We arrived in the mid-afternoon for a two night stay at the Inn on Carleton, a lovely B&B located on a tree-lined residential street in the West End of Portland. There are six rooms in a Victorian and the new hosts, Leo and Patti prepared nice breakfasts and couldn’t have been more helpful. From there, we walked about 20 minutes to the Old Port area and just strolled this neighborhood of shops, restaurants, bakeries and, along the water, seafood restaurants, ice cream parlors and other good, fast food. I remember this city from forty years ago when it was an old, sea-faring port with lots of old, brick buildings so common in New England. It’s now gentrified and vibrant with lots of young, enterprising residents who have opened shops, galleries and restaurants. Cobblestone streets are just blocks away from a major thoroughfare and new chain hotels dot the waterfront area. The big restaurants on the piers were overflowing with people of all ages on the Sunday we were walking around.

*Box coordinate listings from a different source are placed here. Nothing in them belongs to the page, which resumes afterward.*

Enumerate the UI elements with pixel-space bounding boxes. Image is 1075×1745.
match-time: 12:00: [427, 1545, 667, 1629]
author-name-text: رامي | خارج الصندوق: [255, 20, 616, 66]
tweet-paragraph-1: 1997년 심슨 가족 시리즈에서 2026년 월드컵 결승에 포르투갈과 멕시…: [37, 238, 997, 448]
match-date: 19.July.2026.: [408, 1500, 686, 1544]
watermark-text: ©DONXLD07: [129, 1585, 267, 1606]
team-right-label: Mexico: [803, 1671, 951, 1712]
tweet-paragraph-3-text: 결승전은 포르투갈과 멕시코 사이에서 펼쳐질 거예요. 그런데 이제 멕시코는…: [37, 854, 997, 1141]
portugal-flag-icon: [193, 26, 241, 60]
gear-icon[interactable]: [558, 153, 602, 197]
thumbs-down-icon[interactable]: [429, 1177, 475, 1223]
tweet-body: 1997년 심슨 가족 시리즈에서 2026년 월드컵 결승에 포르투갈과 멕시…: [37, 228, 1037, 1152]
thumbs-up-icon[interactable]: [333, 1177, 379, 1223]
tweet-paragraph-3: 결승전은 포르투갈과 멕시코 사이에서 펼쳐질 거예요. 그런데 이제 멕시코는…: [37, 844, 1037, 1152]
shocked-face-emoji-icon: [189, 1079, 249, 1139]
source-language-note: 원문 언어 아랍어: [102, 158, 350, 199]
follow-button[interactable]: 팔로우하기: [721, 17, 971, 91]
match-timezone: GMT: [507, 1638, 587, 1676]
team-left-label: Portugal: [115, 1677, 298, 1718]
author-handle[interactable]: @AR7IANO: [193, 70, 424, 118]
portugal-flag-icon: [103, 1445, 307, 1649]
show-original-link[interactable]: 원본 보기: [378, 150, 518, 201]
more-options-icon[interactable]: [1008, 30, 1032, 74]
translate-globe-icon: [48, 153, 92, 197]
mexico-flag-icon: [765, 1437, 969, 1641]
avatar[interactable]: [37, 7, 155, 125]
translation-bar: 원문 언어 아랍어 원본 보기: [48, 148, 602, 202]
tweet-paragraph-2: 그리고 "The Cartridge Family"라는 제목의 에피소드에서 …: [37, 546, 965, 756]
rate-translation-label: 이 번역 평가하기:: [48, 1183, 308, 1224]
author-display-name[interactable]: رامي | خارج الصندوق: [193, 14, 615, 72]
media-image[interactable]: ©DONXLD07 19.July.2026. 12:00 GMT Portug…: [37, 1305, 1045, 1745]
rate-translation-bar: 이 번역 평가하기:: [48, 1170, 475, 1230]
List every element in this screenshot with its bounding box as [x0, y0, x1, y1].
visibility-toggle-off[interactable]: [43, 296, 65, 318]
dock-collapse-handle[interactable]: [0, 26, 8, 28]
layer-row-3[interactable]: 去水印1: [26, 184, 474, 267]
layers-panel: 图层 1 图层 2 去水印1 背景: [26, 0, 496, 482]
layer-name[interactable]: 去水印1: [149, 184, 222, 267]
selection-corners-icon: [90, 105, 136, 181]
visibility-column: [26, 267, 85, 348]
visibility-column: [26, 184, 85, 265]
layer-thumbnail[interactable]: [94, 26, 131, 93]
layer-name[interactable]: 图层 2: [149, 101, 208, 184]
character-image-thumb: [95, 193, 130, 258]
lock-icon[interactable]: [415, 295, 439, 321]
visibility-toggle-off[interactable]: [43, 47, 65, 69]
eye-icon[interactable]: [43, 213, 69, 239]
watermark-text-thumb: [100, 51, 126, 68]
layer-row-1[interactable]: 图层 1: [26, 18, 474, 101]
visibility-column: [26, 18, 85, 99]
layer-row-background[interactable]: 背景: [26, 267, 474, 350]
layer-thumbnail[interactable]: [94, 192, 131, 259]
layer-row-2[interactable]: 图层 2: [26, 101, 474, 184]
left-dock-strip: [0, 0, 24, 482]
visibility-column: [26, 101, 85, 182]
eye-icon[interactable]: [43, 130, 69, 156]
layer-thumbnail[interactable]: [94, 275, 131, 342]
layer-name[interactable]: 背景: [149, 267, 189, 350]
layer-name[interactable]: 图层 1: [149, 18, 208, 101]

We enjoyed a large bucket-full of steamers at the old-timers’ favorite waterfront haunt - Jay’s Oysters. I’ve never seen such large clams. There was a crowd indoors, which looks like a dark saloon, but we chose one of the five or six tables outdoors overlooking a pier. We got a table after a short wait around 5pm, and the lines started forming right after we sat down.

We continued walking around and picked up food to go at B.Good, one of several locations in the Northeast, to enjoy later at the Inn. They make delicious and healthful food - salads, burgers, even artisanal lemonades.

By the way, If you’re on Gluten free diet, this is a good city to live in or visit as most every restaurant offers GF items and delicious GF bread. There’s the all GF bakery, Bam Bam and The Holy Donut, with a location in the port area as well as in the West End.

Day Two

The next day, we drove our rental car to explore the area beyond Portland. We drove 12 miles to Cape Elizabeth where we saw the iconic Lighthouse. A two-dollar admission fee lets you into the museum, which I highly recommend. There’s a food truck parked there that sells Lobster rolls, which we were told were excellent. But we were headed for lunch in Ogunquit.

From there we drove 34 miles (about 45 minutes) down the highway to Ogunquit. We drove through the quaint town to Perkins Cove where we had a nice lunch on the outdoor patio of Jackie’s Too. (There’s another restaurant, Oarweed, next door which serves more casual food). The view is sensational and it’s nice to be outdoors if the weather is good. Afterwards, we walked along the Marginal - a 3 mile (1.5 each way I was told) walk along the coastline, with areas for rest and taking in the view. You’ll also see some magnificent homes along the way. Definitely worth your time.

From there we headed back north, this time stopping in Kennebunkport, another quaint coastal town, famous for the Bush Family compound and, among other things, The Clam Shack. This is supposed to be the best place to get a lobster roll, but we found it to be bland and boring. Maybe it was just a bad batch. There are lots of shops and art galleries to browse and it’s lovely to walk around. If you get a map of the town, you’ll find the street where captains’ stately homes were located. (we never made it). We drove on Ocean street, which takes you out along the waterfront, gawking at the beautiful homes including the Bush’s. We also went up side streets in the residential areas admiring the white homes, with picket fences and beautiful gardens. I can see why summer is so nice here.

We headed back to Portland with the intention of taking the Casco Bay Line Ferry over to Peak’s island for dinner. But we decided instead to stroll around the port area and eat at the excellent Petite Jacqueline bistro, located in the west end near our B&B. The weather was still warm, even at 7pm, so we sat outdoors (next to a busy japanese noodle restaurant), and had casual, unfussy but sophisticated food. Highly recommend.

Day Three

We had just a half day left before catching a flight out, so we visited the Portland Museum of Art, a gem of a museum. On exhibit were the paintings (that look like large format photographs) of Richard Estes. Fabulous. If you’re in Portland before September 7, do yourself a favor and see this exhibit.

Finally, with barely an hour to spare, we headed over to Portland’s Jewish Museum. I was curious about the history of a jewish community in Maine. It’s located at the historic ETZ Chaim Synagogue on Congress Street and, if you’re so inclined, it’s worth a visit. The executive director of the museum took the time to show us around and explain its mission to honor the legacy of Maine’s jewish immigrants while bringing the diverse population of Portland together for special events like theatre and art exhibitions. Right now, there are paintings depicting the summer camp experience in Maine - I had been a camp counselor in the lake region in the 70s and it brought back a lot of memories.

I think 3 days is plenty of time to get a feel for this small, but evolving city. As for food, there are plenty of really good restaurants that would win stars in major cities. In fact, we had booked reservations way in advance at FORE, one of the city’s best restaurants, but we cancelled it when we saw how many options there were for good local seafood in more casual environments.